Train/validation loss not decreasing

Azerus · November 29, 2021, 4:58pm

No, not really. I think the loss is pretty low from the start because of the size of the images. As you have a big image, most of the pixel will be given a low probability from the start (as all the probability for a given map should sum to 1). The ground truth heatmap also have most of the pixel with a low probability, only around the keypoint you’ll get a significant value in the expected probabilities. When you compute the MSE, most of your points will be viewed as ‘close to target’, only (mostly) the points close to the keypoints will be viewed as ‘far from the target’ from MSE point of view. As you average by the size of the image, the overall MSE loss will be quite low right from the start.

In the other hand, you may have a really different order of loss magnitude if try using KL divergence.

It’s not easy to interpret the loss, that’s why you generally wants to plot some other metric more easier to interpret while the network is trained. For your case, you could compute the euclidean distance between the ground truth keypoints from the pixel that was given the highest probability by your model for instance. If you really want to interpret your loss, you have to keep in mind both the properties of the loss you use AND the properties of the data you train with, sometimes the loss is just not a good performance indicator at all.
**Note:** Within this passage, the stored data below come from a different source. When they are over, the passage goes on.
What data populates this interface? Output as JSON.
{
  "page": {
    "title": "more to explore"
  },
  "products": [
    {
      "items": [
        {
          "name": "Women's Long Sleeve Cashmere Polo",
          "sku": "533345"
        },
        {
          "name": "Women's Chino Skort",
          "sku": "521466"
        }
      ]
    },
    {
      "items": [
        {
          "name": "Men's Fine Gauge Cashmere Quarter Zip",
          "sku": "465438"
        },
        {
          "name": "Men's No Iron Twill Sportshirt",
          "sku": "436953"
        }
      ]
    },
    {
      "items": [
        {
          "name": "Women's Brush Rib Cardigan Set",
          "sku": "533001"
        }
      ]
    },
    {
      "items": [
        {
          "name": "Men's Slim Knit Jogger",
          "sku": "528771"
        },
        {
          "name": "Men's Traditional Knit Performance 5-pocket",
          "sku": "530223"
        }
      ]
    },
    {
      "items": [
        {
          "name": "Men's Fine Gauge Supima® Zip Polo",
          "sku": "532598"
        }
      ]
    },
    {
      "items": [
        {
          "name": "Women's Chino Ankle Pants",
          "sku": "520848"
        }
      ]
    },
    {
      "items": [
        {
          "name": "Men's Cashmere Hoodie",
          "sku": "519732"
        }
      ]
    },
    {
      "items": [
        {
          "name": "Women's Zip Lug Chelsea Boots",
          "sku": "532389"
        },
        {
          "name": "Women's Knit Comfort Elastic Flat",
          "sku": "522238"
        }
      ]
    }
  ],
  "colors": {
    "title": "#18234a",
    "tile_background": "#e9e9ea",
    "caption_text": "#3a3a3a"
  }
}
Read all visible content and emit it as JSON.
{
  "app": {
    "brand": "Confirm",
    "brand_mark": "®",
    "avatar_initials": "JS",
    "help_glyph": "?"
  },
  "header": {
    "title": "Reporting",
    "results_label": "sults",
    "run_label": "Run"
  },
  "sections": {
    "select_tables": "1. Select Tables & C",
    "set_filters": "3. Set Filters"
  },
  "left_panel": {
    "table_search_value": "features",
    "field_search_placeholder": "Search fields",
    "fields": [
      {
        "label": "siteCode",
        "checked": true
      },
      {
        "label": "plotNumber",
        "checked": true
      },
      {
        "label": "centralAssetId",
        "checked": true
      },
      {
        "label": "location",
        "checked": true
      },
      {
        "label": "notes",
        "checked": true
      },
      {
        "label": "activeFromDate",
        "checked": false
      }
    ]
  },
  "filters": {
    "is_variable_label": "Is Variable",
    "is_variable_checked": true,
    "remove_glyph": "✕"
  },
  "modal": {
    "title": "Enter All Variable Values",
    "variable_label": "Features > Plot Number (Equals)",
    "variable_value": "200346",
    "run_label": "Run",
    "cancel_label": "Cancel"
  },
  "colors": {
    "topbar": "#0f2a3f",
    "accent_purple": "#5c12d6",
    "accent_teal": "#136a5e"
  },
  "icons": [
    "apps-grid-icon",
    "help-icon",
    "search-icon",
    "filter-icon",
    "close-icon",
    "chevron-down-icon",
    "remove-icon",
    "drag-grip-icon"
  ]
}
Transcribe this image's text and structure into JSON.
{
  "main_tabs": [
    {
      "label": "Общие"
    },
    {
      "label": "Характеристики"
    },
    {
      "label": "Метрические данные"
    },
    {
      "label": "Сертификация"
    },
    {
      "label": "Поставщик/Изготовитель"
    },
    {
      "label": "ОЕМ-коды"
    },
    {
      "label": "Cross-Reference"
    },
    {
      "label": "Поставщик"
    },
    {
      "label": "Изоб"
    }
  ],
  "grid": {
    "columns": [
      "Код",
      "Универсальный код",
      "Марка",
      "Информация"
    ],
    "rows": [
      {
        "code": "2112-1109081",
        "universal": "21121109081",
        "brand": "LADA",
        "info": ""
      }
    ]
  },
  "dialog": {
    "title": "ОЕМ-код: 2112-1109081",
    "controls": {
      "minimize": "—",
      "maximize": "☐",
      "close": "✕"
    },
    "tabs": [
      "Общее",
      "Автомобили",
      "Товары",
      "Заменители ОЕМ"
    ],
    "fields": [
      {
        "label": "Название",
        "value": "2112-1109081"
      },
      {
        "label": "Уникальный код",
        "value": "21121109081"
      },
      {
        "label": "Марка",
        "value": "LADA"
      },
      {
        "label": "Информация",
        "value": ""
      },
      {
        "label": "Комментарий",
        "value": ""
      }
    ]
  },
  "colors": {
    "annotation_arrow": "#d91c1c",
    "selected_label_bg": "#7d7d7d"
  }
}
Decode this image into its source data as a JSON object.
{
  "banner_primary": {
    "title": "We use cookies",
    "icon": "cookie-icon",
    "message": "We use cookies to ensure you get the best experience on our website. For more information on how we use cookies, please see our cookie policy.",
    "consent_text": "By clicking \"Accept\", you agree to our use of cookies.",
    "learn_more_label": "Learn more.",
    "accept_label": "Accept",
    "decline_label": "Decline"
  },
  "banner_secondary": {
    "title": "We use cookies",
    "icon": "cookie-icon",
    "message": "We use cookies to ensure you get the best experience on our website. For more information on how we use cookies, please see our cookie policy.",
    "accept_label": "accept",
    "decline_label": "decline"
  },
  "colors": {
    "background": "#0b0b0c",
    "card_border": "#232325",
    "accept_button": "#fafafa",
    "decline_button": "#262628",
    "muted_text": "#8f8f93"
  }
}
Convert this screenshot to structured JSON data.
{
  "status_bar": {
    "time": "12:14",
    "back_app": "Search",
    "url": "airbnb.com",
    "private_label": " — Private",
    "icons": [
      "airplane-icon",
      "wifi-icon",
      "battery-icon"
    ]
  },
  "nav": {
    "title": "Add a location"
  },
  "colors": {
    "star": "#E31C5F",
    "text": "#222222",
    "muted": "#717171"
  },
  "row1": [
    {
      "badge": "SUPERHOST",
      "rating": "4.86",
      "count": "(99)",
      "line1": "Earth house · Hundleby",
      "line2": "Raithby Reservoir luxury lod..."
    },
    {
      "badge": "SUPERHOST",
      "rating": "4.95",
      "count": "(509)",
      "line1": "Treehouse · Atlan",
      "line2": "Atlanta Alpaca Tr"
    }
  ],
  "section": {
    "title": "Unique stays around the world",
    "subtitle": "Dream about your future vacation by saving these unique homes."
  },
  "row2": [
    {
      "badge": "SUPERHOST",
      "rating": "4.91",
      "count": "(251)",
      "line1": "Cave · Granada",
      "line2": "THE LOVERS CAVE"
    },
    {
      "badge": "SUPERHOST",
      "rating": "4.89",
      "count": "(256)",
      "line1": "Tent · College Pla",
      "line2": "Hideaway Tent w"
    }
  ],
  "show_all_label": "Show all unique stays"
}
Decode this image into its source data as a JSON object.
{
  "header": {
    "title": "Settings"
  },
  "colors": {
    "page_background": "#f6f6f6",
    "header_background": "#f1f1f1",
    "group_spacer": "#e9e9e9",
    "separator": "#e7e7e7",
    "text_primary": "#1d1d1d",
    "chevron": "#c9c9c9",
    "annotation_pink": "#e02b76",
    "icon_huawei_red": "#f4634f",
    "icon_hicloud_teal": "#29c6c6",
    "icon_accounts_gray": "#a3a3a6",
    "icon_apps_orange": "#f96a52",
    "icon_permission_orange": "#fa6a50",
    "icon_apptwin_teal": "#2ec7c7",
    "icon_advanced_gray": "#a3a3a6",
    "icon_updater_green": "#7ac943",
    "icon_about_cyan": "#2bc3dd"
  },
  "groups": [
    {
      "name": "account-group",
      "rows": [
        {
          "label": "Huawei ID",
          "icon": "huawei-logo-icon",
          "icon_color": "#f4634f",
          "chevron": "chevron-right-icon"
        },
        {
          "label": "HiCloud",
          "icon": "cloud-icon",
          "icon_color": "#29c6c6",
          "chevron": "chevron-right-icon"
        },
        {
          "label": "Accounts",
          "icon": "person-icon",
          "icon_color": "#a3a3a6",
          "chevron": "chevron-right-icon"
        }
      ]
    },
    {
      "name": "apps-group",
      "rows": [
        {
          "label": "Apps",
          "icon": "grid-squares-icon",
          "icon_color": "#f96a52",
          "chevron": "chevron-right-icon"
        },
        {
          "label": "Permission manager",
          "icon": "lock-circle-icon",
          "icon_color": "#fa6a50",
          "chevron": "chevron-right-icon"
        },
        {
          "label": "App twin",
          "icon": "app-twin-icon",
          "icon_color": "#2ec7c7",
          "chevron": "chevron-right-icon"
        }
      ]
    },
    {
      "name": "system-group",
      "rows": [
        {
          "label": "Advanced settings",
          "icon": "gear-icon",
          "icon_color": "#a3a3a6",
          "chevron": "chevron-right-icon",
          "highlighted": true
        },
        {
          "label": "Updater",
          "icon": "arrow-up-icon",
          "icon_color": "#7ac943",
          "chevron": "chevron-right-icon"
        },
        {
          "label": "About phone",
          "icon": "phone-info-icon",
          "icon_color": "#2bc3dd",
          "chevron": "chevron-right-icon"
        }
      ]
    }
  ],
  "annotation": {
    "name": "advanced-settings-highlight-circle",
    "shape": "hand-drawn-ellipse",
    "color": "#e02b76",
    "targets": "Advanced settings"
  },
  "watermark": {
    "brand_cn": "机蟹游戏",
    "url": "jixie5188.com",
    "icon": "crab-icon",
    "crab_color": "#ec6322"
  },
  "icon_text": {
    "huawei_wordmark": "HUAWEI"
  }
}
Azerus · November 29, 2021, 7:18pm

Oh just a last thing by the way, I saw you used torch.nn.Softmax(dim)(input). torch.nn.Softmax is a pytorch module, but as you do not keep the module in memory you can use directly the softmax function torch.nn.functional.softmax, with torch.nn.functional.softmax(input, dim). It would slightly clearer to read and maybe a bit faster than redefining a module each time

Mukesh1729 · November 30, 2021, 10:25am

Hey Thomas,
I want to share with you the outcome of using KL-divergence as the loss. The predictions look noisier in comparison with using softmax+mse. Also, the loss is a bit large in number(can’t say the model doesn’t learn something).

train/val loss from using KL-divergence:Adam(lr =1e-4, ams_grad)
|456px;x399px;

train/val loss from using MSE:Adam(lr =1e-3, ams_grad)

Predictions from using KL-divergence:

Predictions from using mse

Groundtruth(not for the corresponding heatmap but generally is like below)

Azerus · November 30, 2021, 2:53pm

Thanks for the feedback ! I’m not surprise the KL loss values are higher than mse ones, I used a few times KL-loss and got values of roughly the same order of magnitude as your numbers (especially during the firsts training iterations). Yeah the configuration with KL seems to produce more noisy predictions here, not sure why. Maybe I’m over-interpreting, but it seems we can almost guess some of the cows outlines when looking the predictions using KLdivergence, that’s fun.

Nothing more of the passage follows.